Он с усилием втянул в себя воздух и попытался нащупать правой рукой опору, однако не смог отыскать край стола. Затем протянул ко мне руку.
Я быстро снял садовые перчатки. Он не заметил. Он уже был не в силах что-либо замечать.
Он попытался встать, но не сумел.
— Помоги мне, — прошептал он.
— Да, сэр, — ответил я. — Посидите, пока приступ не пройдет.
Руками в резиновых перчатках я отключил компьютер, развернул банкира в кресле, и он беззвучно упал вперед, на стол.
— Да, — проговорил он по-английски. — Да.
— Вам нездоровится, сэр, — сказал я. — Хотите, я вызову врача?

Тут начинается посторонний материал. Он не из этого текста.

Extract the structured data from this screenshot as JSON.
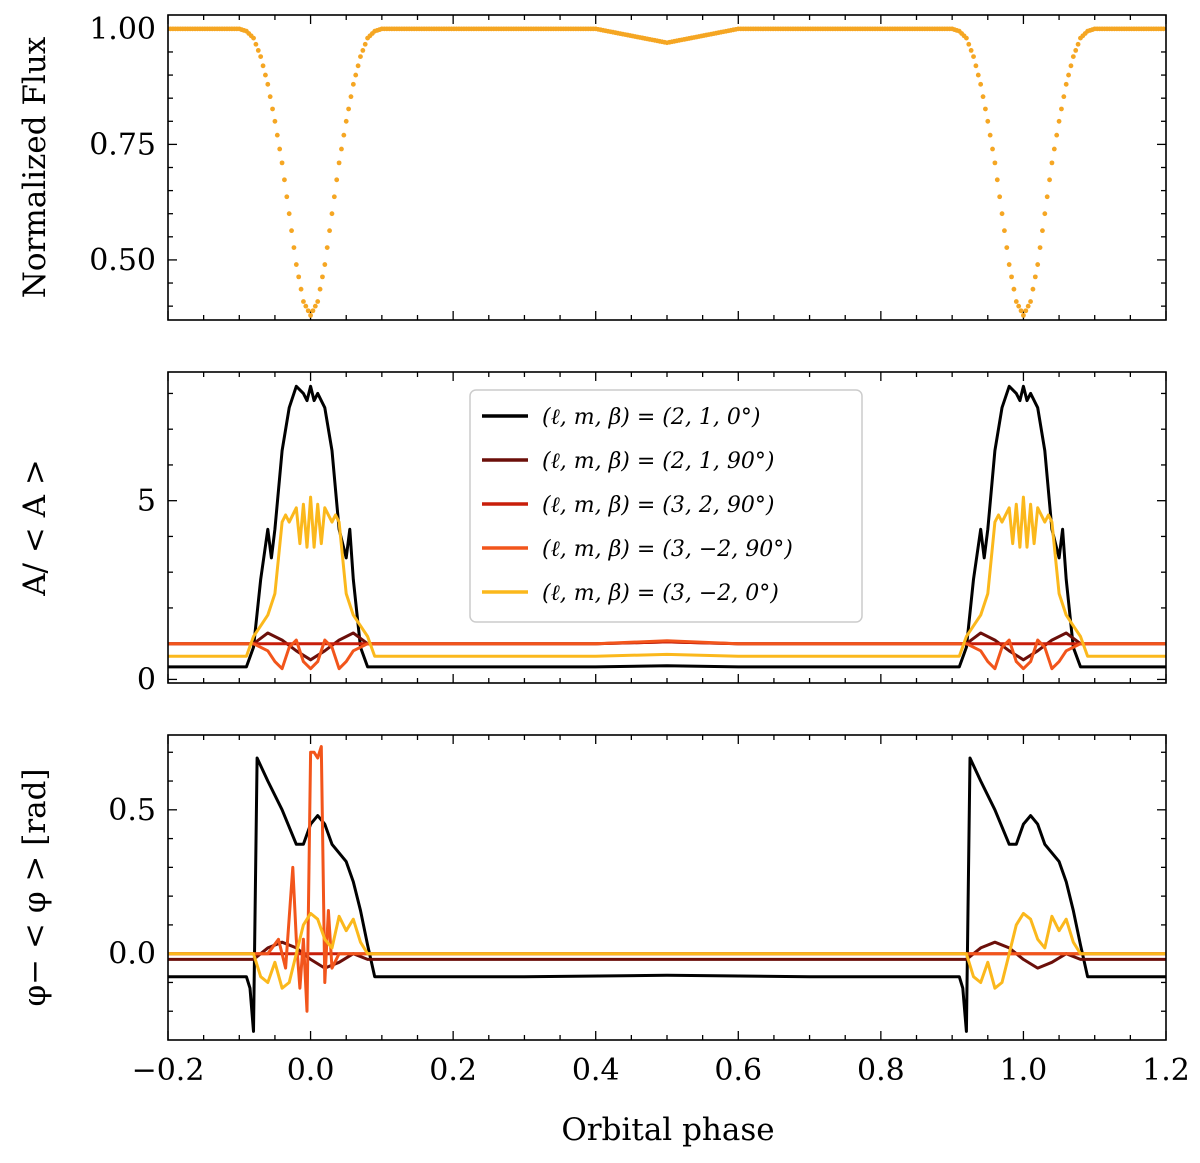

Я поднял голову и посмотрел на пустую веранду. Мы находились как раз напротив черного чугунного стола, и я только теперь заметил, что в тосканских вазонах с буйной лавандовой геранью растут еще и пышные гибискусы. Светило яркое солнце.
Он пытался набрать в грудь воздуха.
Как я уже говорил, я ненавижу жестокость. Я поднял трубку стационарного телефона, стоявшего рядом с ним и, не набирая номера, заговорил в мертвую трубку: «Нам срочно нужен врач».
Его голова упала набок. Я видел, что глаза у него закрываются. Мне показалось, что он снова попытался что-то произнести, но не сумел выдавить ни звука.
— Они уже идут, сэр, — сказал я ему.
Я мог бы покинуть его, но, как я уже сказал, я ненавижу жестокость в любом ее проявлении.
К этому моменту он уже плохо видел. Возможно, не видел ничего. Однако я помнил то, о чем постоянно говорят врачи в больницах: «Последним отключается слух».
Так говорили, когда умирала моя бабушка. Мне хотелось посмотреть телевизор прямо в палате, а мама рыдала.
Наконец глаза банкира закрылись. Я удивился, что у него остались силы это сделать. Сначала веки были прикрыты наполовину, затем закрылись совсем. Его шея была морщинистой. Я не видел никаких признаков дыхания, ни малейших колебаний тела.
Я снова поглядел мимо него, сквозь белые занавески на веранду. За черным столом, среди цветов в тосканских вазонах сидел какой-то человек и, казалось, смотрел прямо на нас.
Я знал, что с такого расстояния ему не разглядеть происходящего за занавесками. Он мог видеть лишь белую ткань, может быть, неясные силуэты. Меня это не волновало.
Мне требовалось лишь несколько мгновений, после чего я смогу благополучно уйти с осознанием, что работа выполнена.
Я не дотрагивался ни до телефонов, ни до компьютеров, но мысленно составил список того, что здесь было. Два сотовых телефона на столе, как и обещал шеф. Один сломанный телефон на полу. Были телефоны и в ванной. И второй портативный компьютер — возможно, принадлежавший даме, закрытый, он лежал на столике перед камином, между креслами с подголовниками.
Я дал банкиру умереть, а сам отмечал эти подробности, однако чем дольше я разглядывал номер, тем хуже себя чувствовал. Я не ощущал слабости, просто тоску.
Незнакомец на веранде меня не волновал. Пусть себе таращится. Пусть заглядывает прямо в комнату.
Я удостоверился, что лилии развернуты под самым выигрышным углом, вытер капли воды, упавшие на стол.
Теперь банкир уже наверняка умер. Я чувствовал, как меня охватывает безудержное отчаяние, вселенское ощущение пустоты. Почему бы нет?
Я подошел, чтобы проверить его пульс. Пульса я не нащупал, но он еще был жив. Я понял это, коснувшись кисти его руки.
Я прислушался, стараясь уловить его дыхание, и, что меня неприятно изумило, услышал чей-то слабый вздох.
Чей-то еще.
Это не мог быть человек с веранды, хотя он до сих пор смотрел на окно комнаты. Мимо прошла парочка. Вслед за ними — какой-то мужчина, он посмотрел вверх, огляделся по сторонам и двинулся к лестнице ротонды.